JSON <- JSON %>% rename(
'Organization' = 'cz_name'
)
In the CDP dataset (U.S.), the name of the city is preceded by ‘City Of’ (for instance, City of Baltimore). However, the storms data set only lists the city name. Therefore, we will change the values in the CDP data set to only include the city name.
pattern <- "City of\\s"
U.S.$Organization <- str_remove(U.S.$Organization,pattern)
Some of the values in the City name (or Organization) column in the CDP dataset also contain the state name which is preceded by the city name and a comma. Since we do not need the state names for our comparison, we will remove them.
pattern <- ",\\s\\w*"
U.S.$Organization <- str_remove(U.S.$Organization,pattern)
U.S.$Organization <-toupper(U.S.$Organization)
Now that our CDP dataset seems more aligned with the storms data set, we will summarize the values to get total emissions and number of storms by city before joining the two datasets.
Emissions_by_city <- U.S. %>%
group_by(Organization) %>%
summarize(total_emissions=sum(`Response Answer`, na.rm=TRUE))
## `summarise()` ungrouping output (override with `.groups` argument)
datatable(Emissions_by_city, caption = 'Emissions by City')
JSON4 <- JSON %>%
group_by(Organization) %>%
summarize(Storms=n())
datatable(JSON4, caption = "Storms by City")
df<- merge(JSON4,Emissions_by_city,by='Organization')
datatable(df)
Unfortunately, it seems like there is a lack of data to draw a correlation between the two.

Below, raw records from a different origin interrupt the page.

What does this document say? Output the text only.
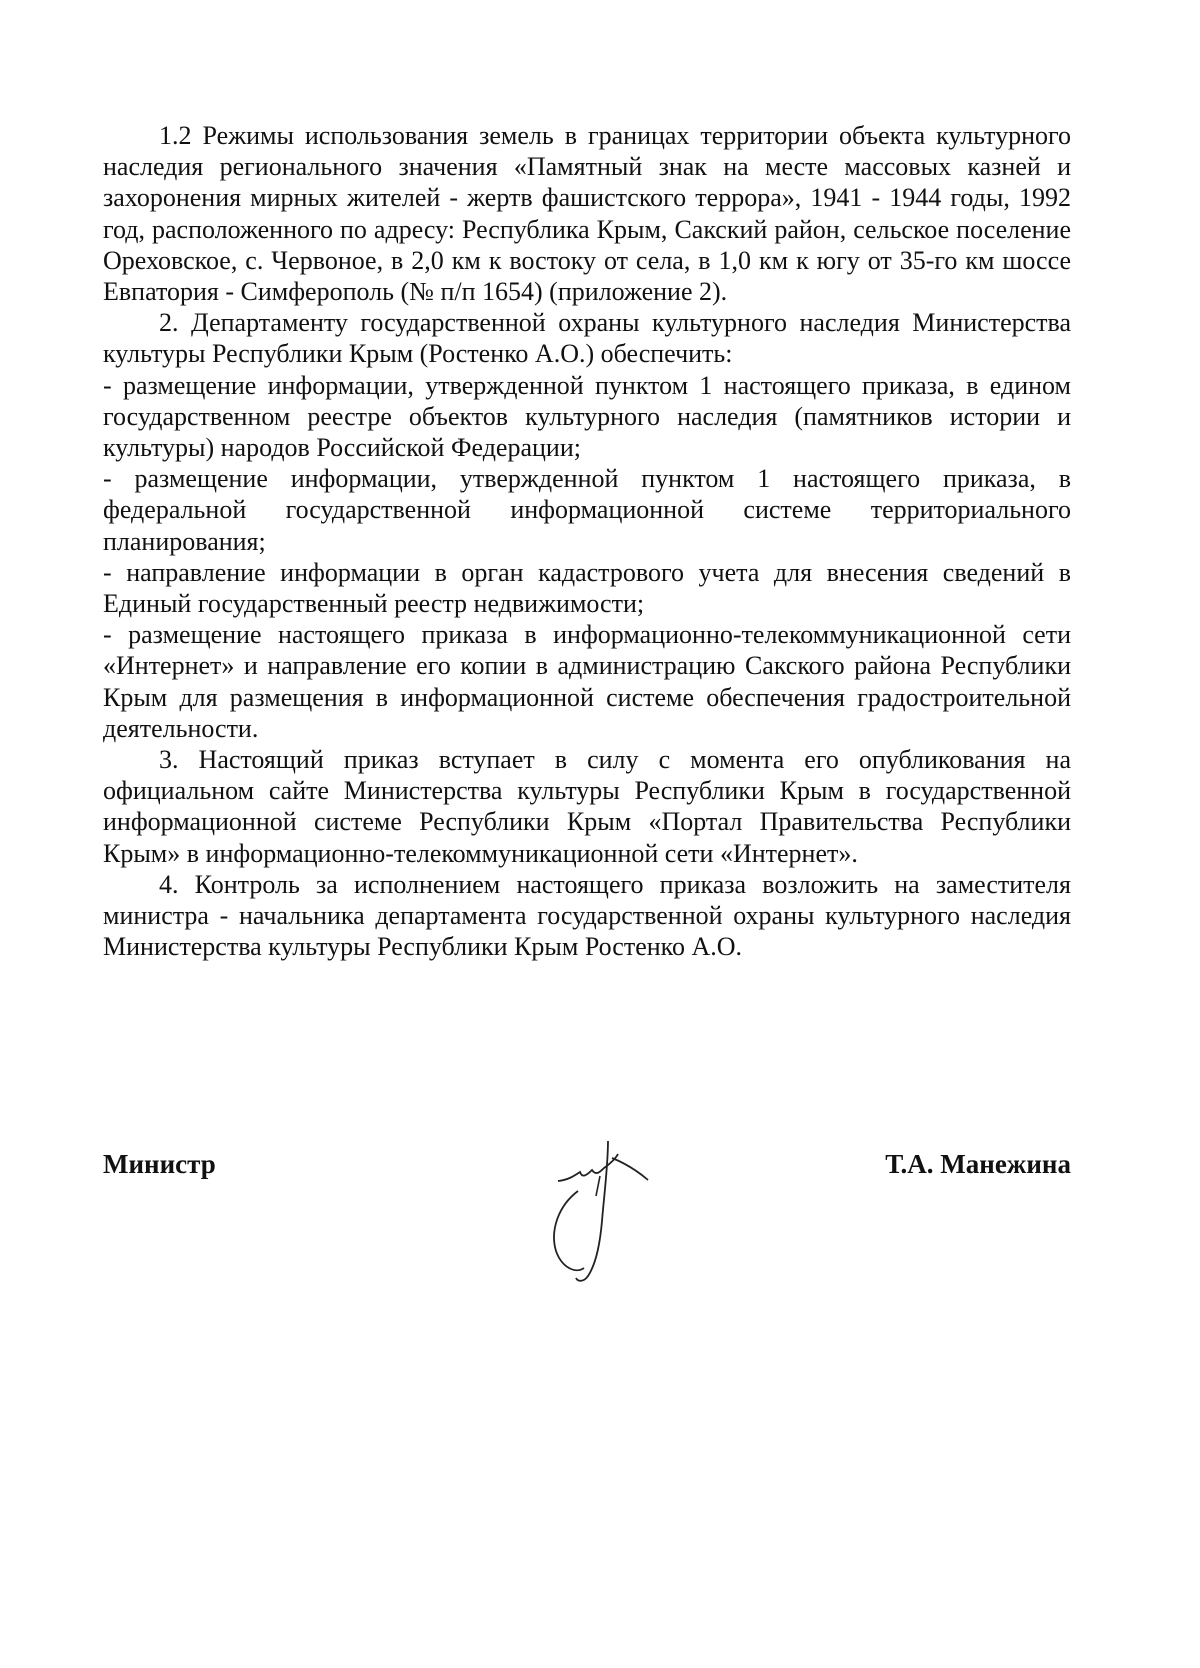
1.2 Режимы использования земель в границах территории объекта культурного наследия регионального значения «Памятный знак на месте массовых казней и захоронения мирных жителей - жертв фашистского террора», 1941 - 1944 годы, 1992 год, расположенного по адресу: Республика Крым, Сакский район, сельское поселение Ореховское, с. Червоное, в 2,0 км к востоку от села, в 1,0 км к югу от 35-го км шоссе Евпатория - Симферополь (№ п/п 1654) (приложение 2).

2. Департаменту государственной охраны культурного наследия Министерства культуры Республики Крым (Ростенко А.О.) обеспечить:

- размещение информации, утвержденной пунктом 1 настоящего приказа, в едином государственном реестре объектов культурного наследия (памятников истории и культуры) народов Российской Федерации;

- размещение информации, утвержденной пунктом 1 настоящего приказа, в федеральной государственной информационной системе территориального планирования;

- направление информации в орган кадастрового учета для внесения сведений в Единый государственный реестр недвижимости;

- размещение настоящего приказа в информационно-телекоммуникационной сети «Интернет» и направление его копии в администрацию Сакского района Республики Крым для размещения в информационной системе обеспечения градостроительной деятельности.

3. Настоящий приказ вступает в силу с момента его опубликования на официальном сайте Министерства культуры Республики Крым в государственной информационной системе Республики Крым «Портал Правительства Республики Крым» в информационно-телекоммуникационной сети «Интернет».

4. Контроль за исполнением настоящего приказа возложить на заместителя министра - начальника департамента государственной охраны культурного наследия Министерства культуры Республики Крым Ростенко А.О.

Министр	Т.А. Манежина
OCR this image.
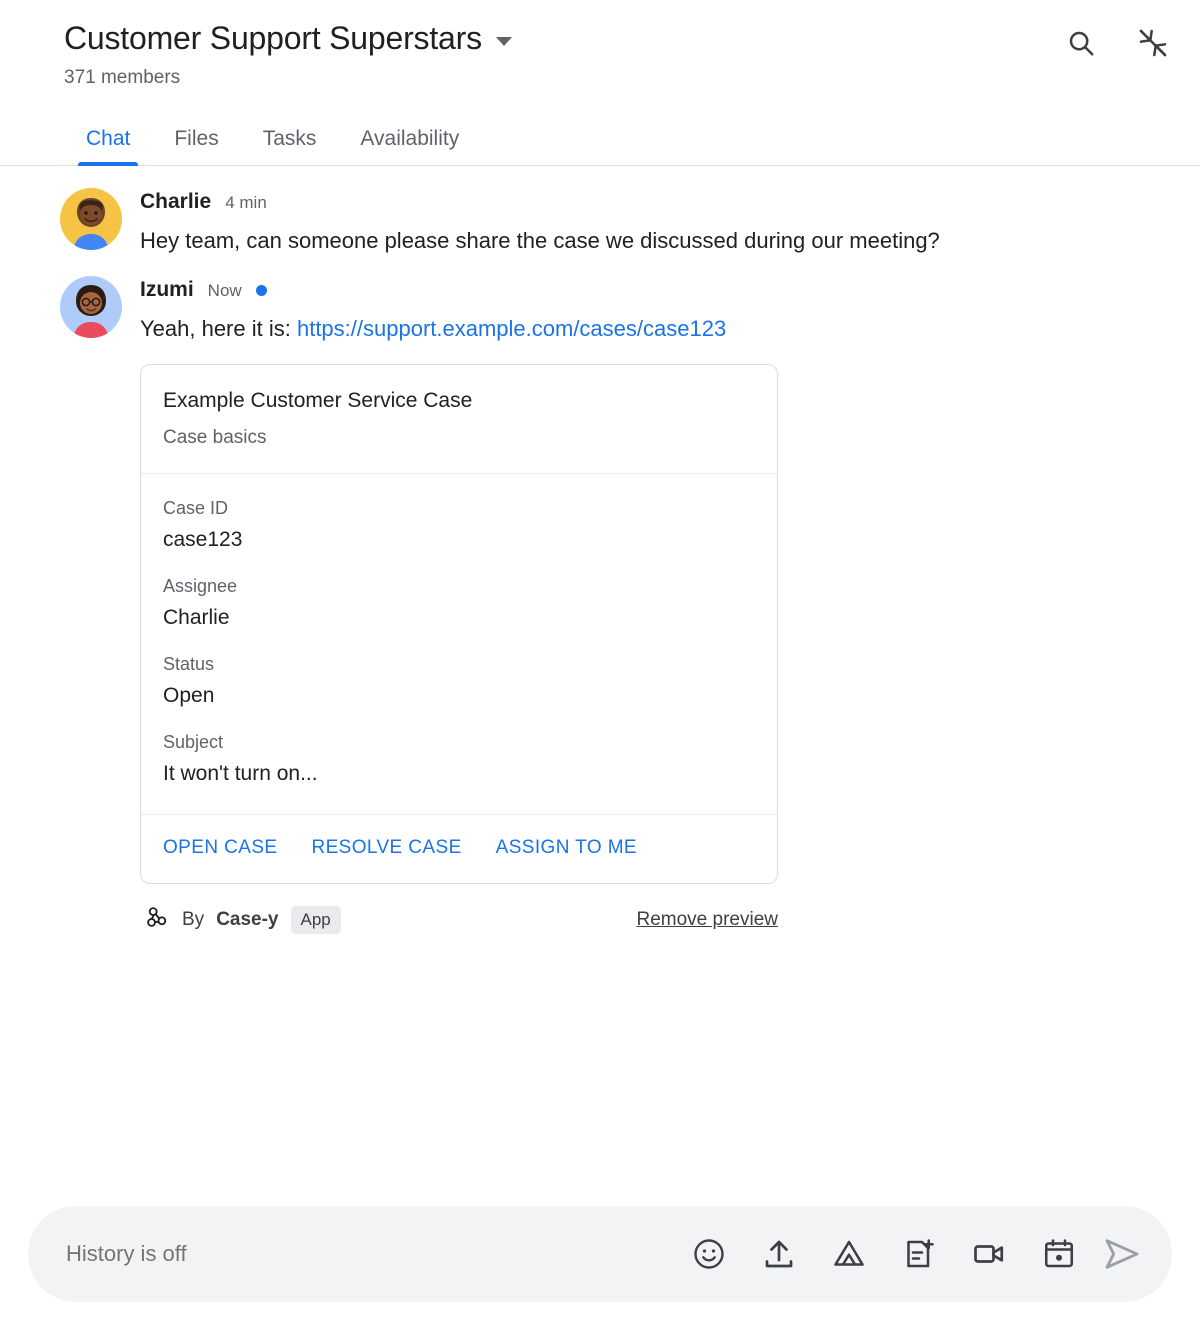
Customer Support Superstars
371 members
Chat	Files	Tasks	Availability
Charlie 4 min
Hey team, can someone please share the case we discussed during our meeting?
Izumi Now
Yeah, here it is: https://support.example.com/cases/case123
Example Customer Service Case
Case basics
Case ID
case123
Assignee
Charlie
Status
Open
Subject
It won't turn on...
OPEN CASE RESOLVE CASE ASSIGN TO ME
By Case-y	App	Remove preview
History is off
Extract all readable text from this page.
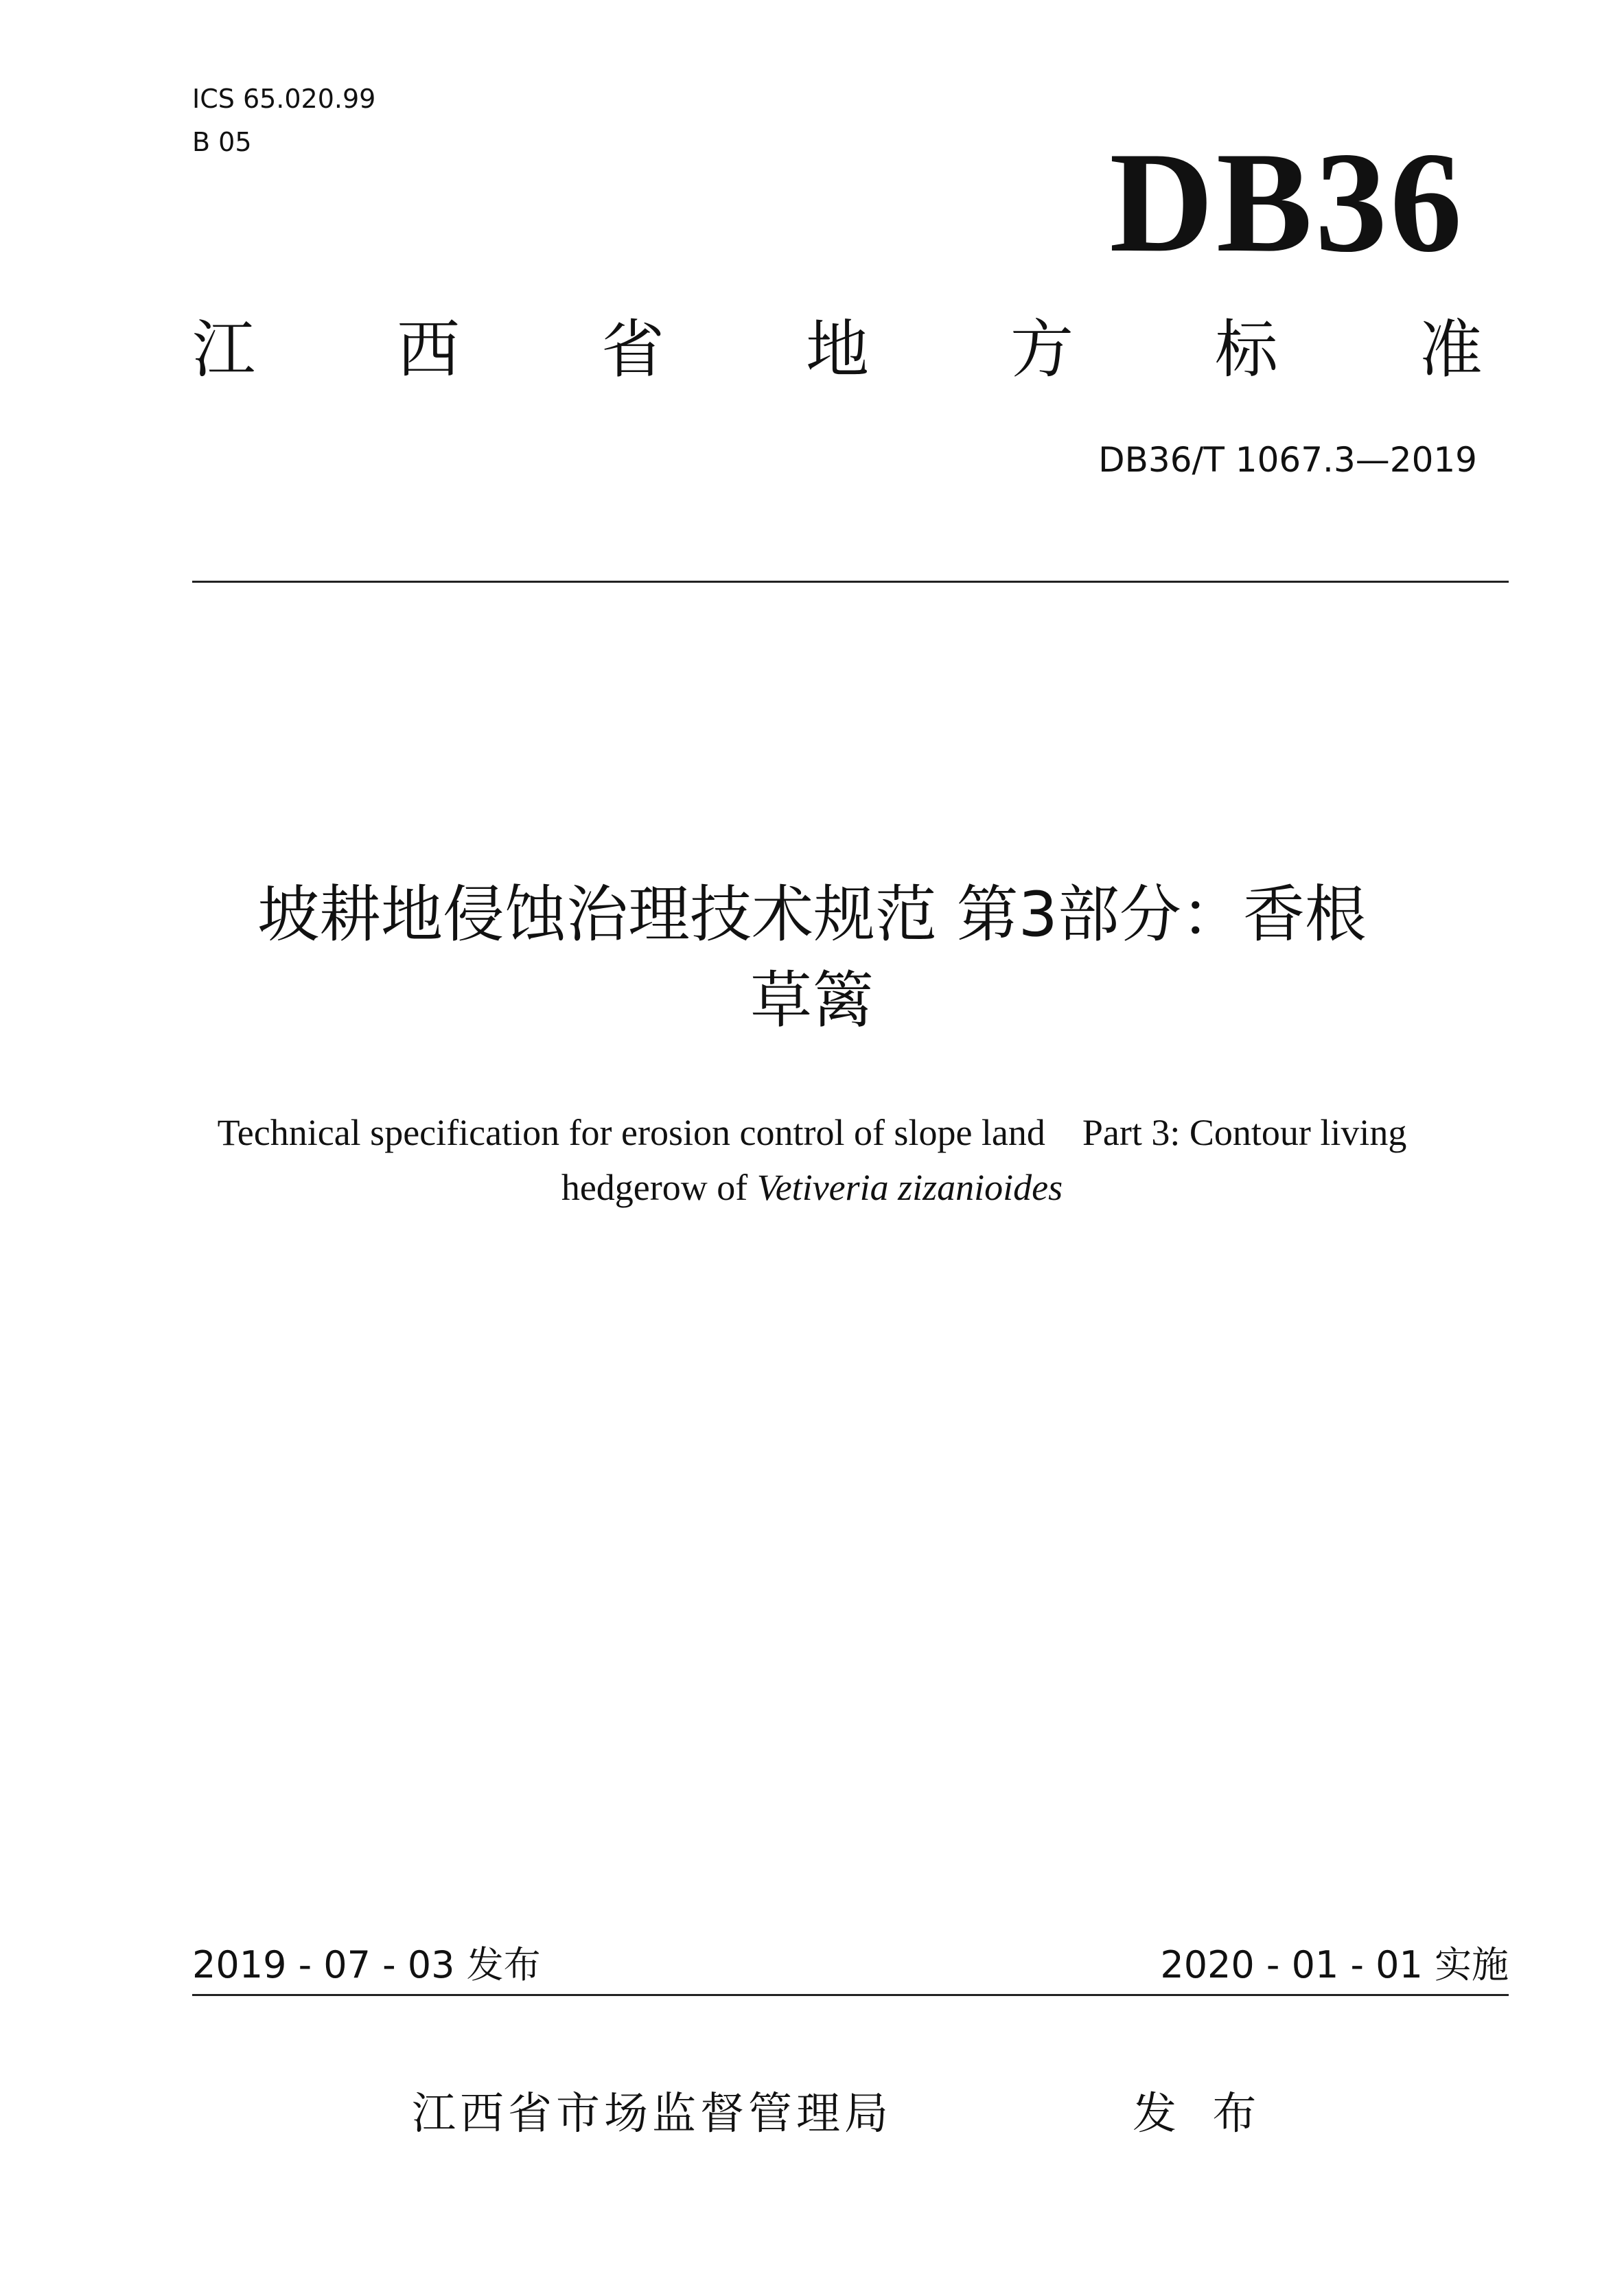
ICS 65.020.99
B 05	DB36
江 西 省 地 方 标 准
DB36/T 1067.3—2019
坡耕地侵蚀治理技术规范 第3部分：香根
草篱
Technical specification for erosion control of slope land    Part 3: Contour living
hedgerow of Vetiveria zizanioides
2019 - 07 - 03 发布	2020 - 01 - 01 实施
江西省市场监督管理局	发 布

Some of the major findings of the analysis that would be interesting to further investigate are:
While I did attempt to explore the linkage between GHG emissions and Climate Hazards, the lack of sufficient data in the CDP questionnaire made it difficult to do so.In this regard, it is also important to note that the consequences of GHG emissions can often be transnational, and thus location may not be the best parameter for measuring linkages between the two.
As of now, the biggest recommendation to CDP would be to require the participants to report their GHG emissions (instead of leaving this as an optional question). Moreover, if countries are unable to report their numbers, they should provide a reason as to why they are unable to do so.